A worker assembles lithium ion batteries in Tianjin. The average annual growth rate of lithium carbonate use in China is about 25 percent, mainly driven by mobile phones and other electronic devices. Keith Bedford / Bloomberg

The Australian lithium start-up Galaxy Resources Ltd plans to invest in the production of batteries for electric bicycles in the Chinese market, a sign that foreign companies see opportunity in the mainland’s growing industry of new energy vehicles.

The company invested $A100 million ($105.6 million) to build a lithium carbonate plant, which started production on Wednesday in Zhangjiagang, Jiangsu province. The new plant has an annual production capacity of 17,000 tons of lithium carbonate, the largest in the Asia-Pacific region so far.

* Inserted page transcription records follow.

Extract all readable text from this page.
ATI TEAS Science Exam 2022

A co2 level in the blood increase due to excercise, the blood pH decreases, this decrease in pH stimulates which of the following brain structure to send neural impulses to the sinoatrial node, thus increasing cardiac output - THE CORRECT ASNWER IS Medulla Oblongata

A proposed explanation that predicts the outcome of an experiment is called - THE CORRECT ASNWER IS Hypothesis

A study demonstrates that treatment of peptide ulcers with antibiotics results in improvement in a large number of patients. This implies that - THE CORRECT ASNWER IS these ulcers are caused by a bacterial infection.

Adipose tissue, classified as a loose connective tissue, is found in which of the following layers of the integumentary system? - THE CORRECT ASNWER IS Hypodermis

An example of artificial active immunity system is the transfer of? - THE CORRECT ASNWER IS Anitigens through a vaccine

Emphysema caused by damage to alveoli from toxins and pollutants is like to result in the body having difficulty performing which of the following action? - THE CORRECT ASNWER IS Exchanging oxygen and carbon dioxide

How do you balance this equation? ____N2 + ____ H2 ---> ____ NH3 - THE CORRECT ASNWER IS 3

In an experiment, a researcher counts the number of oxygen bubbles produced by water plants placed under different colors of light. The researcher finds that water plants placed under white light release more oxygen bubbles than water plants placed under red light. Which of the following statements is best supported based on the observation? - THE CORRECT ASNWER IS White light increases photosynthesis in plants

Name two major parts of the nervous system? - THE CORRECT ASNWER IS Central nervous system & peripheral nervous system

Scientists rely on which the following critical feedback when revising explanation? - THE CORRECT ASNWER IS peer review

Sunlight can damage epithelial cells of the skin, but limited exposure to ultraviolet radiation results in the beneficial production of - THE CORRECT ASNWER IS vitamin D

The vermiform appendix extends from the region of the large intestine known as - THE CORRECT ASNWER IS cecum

Galaxy already has 34,000 tons of spodumene, a source of lithium, stockpiled at the Jiangsu Lithium Carbonate Plant and another 20,000 tons at a nearby port.

Lithium carbonate is used in lithium-ion batteries, which in turn go into mobile phones, computers and electric vehicles.

“The growing number of electric bicycles in China will create huge demand for lithium batteries,” said Iggy Tan, managing director of Galaxy Resources.

He said that 20 million to 30 million electric bicycles are sold in the nation annually, and more than 90 percent of them use lead-acid cells. Only 3 percent use lithium batteries, which demonstrates the huge potential for growth.

The average annual growth rate of lithium carbonate use in China is about 25 percent, mainly driven by mobile phones and other electronic devices.